Dalam telepon itu, pelaku mengaku telah melukai anaknya. Tak lama setelah itu, pelaku menutup pintu rumah dan pergi dengan sepeda motor menuju ke Polres Pintu Rime Gayo. Sementara korban ditemukan dalam kondisi sudah tidak bernyawa, dengan luka bacok di bagian kepala, badan, dan tangan. Barang bukti berupa sebilah parang yang masih berlumuran darah kini berhasil diamankan oleh pihak kepolisian. Kapolres Bener Meriah AKBP Aris Cai Dwi Susanto, S.I.K menyampaikan bahwa pelaku berhasil diamankan tidak lama setelah kejadian. Saat ini pelaku sudah berada di Mapolres Bener Meriah untuk menjalani pemeriksaan lebih lanjut.
"Kasus ini sangat memprihatinkan, karena melibatkan hubungan ayah dan anak. Kami akan menangani perkara ini secara profesional sesuai hukum yang berlaku, dan penyelidikan masih terus dilakukan untuk mendalami motif di balik peristiwa tragis ini," ungkap Kapolres
Sementara di kampung Bintang Berangun TI dikenal oleh warga setempat dengan pribadi yang tertutup.
Karena jarang bersosialisasi bersama masyarakat, terkhusus para pemuda di kalangannya. "Dia ini baru dua tahun lah tinggal di sini, duluan ayahnya, terus selama di Kampung jarang sosialisasi, berbeda dengan ayahnya yang sangat aktif di kegiatan masyarakat," ujar Haliyansyah, salah satu warga setempat saat ditemui di lokasi pada Sabtu (16/8/2025).
Lantas selama tinggal bersama sang ayah, warga juga kerap mendengar keributan antara keduanya, namun kebanyakan sang ayah yang lebih mengalah. "Sering kami dengar keributan, cuma cekcok mulut biasa, ayahnya yang selalu mengalah dan pergi saat keributan terjadi," sebutnya.

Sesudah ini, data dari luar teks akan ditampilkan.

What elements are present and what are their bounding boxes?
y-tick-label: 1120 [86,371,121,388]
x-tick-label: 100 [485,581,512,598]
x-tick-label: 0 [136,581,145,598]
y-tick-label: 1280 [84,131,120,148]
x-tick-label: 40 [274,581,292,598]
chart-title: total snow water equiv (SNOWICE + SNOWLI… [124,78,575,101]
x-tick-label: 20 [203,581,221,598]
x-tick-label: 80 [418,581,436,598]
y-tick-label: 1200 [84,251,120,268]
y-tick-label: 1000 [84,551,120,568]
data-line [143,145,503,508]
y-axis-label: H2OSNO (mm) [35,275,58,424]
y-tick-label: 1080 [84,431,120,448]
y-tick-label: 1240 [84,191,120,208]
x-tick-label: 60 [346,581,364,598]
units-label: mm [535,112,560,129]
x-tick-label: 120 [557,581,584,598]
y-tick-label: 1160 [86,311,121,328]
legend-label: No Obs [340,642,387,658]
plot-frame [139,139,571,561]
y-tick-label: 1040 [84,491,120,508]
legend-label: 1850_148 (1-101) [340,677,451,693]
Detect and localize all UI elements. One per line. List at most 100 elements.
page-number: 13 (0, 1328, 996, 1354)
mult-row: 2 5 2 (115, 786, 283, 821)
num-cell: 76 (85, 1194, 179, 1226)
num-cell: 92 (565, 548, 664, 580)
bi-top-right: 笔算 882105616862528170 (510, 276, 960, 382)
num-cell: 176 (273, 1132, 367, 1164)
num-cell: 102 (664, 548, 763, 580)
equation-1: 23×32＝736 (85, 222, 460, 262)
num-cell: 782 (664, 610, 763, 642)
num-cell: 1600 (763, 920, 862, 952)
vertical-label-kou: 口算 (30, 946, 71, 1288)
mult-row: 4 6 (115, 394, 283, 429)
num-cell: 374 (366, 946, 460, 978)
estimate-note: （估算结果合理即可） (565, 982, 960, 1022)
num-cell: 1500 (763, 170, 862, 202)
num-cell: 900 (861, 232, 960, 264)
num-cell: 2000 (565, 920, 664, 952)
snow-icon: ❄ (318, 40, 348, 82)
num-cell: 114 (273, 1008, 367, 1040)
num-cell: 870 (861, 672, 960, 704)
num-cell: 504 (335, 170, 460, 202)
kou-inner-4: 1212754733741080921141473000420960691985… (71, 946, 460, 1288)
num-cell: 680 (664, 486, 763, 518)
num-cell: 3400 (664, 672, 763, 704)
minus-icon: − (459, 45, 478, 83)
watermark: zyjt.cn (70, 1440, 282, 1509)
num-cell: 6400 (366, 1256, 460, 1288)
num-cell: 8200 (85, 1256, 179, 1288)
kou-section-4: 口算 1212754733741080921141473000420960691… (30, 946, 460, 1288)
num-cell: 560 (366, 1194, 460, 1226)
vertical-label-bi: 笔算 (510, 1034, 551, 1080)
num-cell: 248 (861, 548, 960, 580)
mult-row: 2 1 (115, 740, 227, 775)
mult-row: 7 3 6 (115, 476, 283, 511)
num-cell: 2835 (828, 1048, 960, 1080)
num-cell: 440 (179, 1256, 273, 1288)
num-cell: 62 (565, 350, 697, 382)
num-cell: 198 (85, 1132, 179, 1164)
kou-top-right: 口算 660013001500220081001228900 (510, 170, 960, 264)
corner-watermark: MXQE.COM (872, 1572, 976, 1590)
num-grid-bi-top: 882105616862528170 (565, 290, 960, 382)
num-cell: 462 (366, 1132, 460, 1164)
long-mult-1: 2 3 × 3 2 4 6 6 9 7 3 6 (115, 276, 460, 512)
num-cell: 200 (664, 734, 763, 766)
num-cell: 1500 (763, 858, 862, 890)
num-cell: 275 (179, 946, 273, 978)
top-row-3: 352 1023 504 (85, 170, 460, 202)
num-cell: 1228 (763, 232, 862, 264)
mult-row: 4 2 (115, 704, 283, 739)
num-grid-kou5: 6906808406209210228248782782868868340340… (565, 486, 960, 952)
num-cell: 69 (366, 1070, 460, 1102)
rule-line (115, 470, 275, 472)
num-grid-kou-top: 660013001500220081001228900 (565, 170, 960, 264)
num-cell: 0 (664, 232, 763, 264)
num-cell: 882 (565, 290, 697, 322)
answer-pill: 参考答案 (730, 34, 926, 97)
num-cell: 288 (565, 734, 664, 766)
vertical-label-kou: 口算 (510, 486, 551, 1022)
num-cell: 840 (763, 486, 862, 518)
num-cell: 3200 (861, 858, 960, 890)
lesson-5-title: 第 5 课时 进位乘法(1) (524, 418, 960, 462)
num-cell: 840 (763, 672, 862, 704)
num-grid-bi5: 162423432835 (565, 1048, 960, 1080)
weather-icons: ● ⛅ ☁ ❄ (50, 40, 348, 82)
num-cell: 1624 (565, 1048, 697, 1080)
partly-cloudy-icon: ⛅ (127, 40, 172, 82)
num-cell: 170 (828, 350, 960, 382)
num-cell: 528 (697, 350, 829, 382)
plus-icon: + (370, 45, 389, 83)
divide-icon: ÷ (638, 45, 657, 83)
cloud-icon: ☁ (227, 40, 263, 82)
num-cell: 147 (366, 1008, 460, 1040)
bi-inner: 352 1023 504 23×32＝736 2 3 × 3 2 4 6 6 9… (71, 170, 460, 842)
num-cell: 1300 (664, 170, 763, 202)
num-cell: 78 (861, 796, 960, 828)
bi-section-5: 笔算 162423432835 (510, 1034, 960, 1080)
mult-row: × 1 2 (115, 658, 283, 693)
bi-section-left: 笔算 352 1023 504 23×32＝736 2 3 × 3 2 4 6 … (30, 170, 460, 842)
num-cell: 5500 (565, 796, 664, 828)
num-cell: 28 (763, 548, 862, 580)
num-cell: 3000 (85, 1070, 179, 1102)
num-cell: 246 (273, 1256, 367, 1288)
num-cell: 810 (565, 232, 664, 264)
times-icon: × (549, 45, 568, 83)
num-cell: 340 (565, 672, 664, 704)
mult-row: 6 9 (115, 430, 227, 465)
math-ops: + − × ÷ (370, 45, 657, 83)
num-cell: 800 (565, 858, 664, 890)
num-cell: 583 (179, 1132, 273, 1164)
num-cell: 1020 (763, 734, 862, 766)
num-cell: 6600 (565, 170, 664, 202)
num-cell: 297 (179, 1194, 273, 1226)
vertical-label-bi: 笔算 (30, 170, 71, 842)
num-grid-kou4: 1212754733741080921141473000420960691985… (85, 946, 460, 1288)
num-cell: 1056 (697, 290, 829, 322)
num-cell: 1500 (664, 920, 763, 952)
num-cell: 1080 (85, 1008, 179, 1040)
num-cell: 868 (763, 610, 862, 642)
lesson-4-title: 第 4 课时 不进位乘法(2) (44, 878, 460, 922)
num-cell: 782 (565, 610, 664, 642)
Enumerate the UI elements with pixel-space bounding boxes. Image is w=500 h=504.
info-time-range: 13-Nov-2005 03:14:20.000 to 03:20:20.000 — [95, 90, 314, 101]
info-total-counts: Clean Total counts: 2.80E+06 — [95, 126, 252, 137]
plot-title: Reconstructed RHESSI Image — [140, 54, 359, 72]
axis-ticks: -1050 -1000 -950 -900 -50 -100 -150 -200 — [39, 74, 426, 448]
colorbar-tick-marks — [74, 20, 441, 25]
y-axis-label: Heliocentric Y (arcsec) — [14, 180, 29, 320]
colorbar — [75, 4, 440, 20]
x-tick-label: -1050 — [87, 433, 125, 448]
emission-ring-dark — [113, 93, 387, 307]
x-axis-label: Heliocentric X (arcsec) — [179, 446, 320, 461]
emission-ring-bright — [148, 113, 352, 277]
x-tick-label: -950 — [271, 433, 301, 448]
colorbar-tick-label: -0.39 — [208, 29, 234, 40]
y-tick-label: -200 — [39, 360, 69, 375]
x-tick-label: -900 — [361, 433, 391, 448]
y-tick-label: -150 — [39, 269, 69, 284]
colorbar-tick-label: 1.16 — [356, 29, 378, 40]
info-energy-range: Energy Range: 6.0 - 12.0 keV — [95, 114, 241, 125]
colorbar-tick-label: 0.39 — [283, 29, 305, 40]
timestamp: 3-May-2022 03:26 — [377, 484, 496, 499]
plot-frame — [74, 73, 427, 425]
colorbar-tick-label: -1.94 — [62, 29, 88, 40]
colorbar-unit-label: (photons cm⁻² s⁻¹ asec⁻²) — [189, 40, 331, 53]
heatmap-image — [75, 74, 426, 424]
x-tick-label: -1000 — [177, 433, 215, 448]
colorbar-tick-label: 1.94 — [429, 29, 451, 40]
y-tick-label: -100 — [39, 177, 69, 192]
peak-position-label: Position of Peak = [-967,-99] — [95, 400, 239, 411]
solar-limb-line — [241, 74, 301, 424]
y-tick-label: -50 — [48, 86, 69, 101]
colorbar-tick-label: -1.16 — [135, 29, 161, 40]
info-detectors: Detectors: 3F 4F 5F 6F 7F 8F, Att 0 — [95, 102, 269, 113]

Di lain sisi berdasarkan keterangan keluarga, pelaku SA merupakan korban trauma konflik Aceh. Bahkan ia sempat dirawat di Rumah Sakit Jiwa (RSJ) Medan Sumatera Utara pada tahun 2003 silam akibat trauma tersebut. Hal itu sebagaimana disampaikan oleh mantan Panglima GAM Wilayah Linge yang juga Deputi 1 Badan Reintegrasi (BRA), Fauzan Azima.
Fauzan Azima yang juga famili pelaku bercerita bahwa tersangka SA dan anaknya TI pernah tinggal bersama dirinya beberapa tahun lalu pascadamai Aceh. Awalnya SA tinggal di Kampung Jamur Atu, Kecamatan Mesidah, Bener Meriah. Kemudian pada tahun 2000, SA bersama istrinya dan anaknya Ti, meninggalkan kampung halaman karena mendapat teror dari orang tidak dikenal.
"Dulu itu, ada kasus pembunuhan di Kampung Jamur Atu dalam kondisi mengenaskan, korbannya tak lain adalah tetangganya, karena itu awalnya membuat SA jadi trauma," kenang Fauzan.
Lalu, saat pulang pada malam terakhir acara khanduri korban pembunuhan itu, tiba-tiba di depan halaman rumahnya SA sudah menunggu seseorang yang tidak dikenal, bahkan melakukan ancaman terhadap dirinya.
Karena itu, keesokan harinya keluarga SA langsung pindah rumah menuju rumah ibunya di Kampung Mutiara Baru, Kecamatan Bukit, Bener Meriah (Kampung Berghendal). Kemudian sejak tinggal di Bergendal, sikapnya SA dinilai sudah mulai ada tanda-tanda keanehan. Dimana, SA mulai merasa ketakutan ketika mendengar suara mobil atau sepeda motor yang melintas di luar rumah, karena ia merasa selalu ada orang yang ingin membunuhnya.
Kala itu, prilaku SA dari hari ke hari semakin mengkhawatirkan, bahkan tidak jarang dengan berani melakukan tindak kekerasan terhadap istrinya. "Lantas, pada tahun 2003, keluarganya memutuskan untuk membawa SA berobat ke Rumah Sakit Jiwa di Medan, Sumatera Utara," ungkap Fauzan.
Saat di rumah sakit, kata Fauzan lagi, kepada dokter di RSJ itu SA menceritakan semua peristiwa yang dialaminya, sedangkan dokter hanya memberikan resep obat, namun demikian tidak mengurangi rasa traumanya.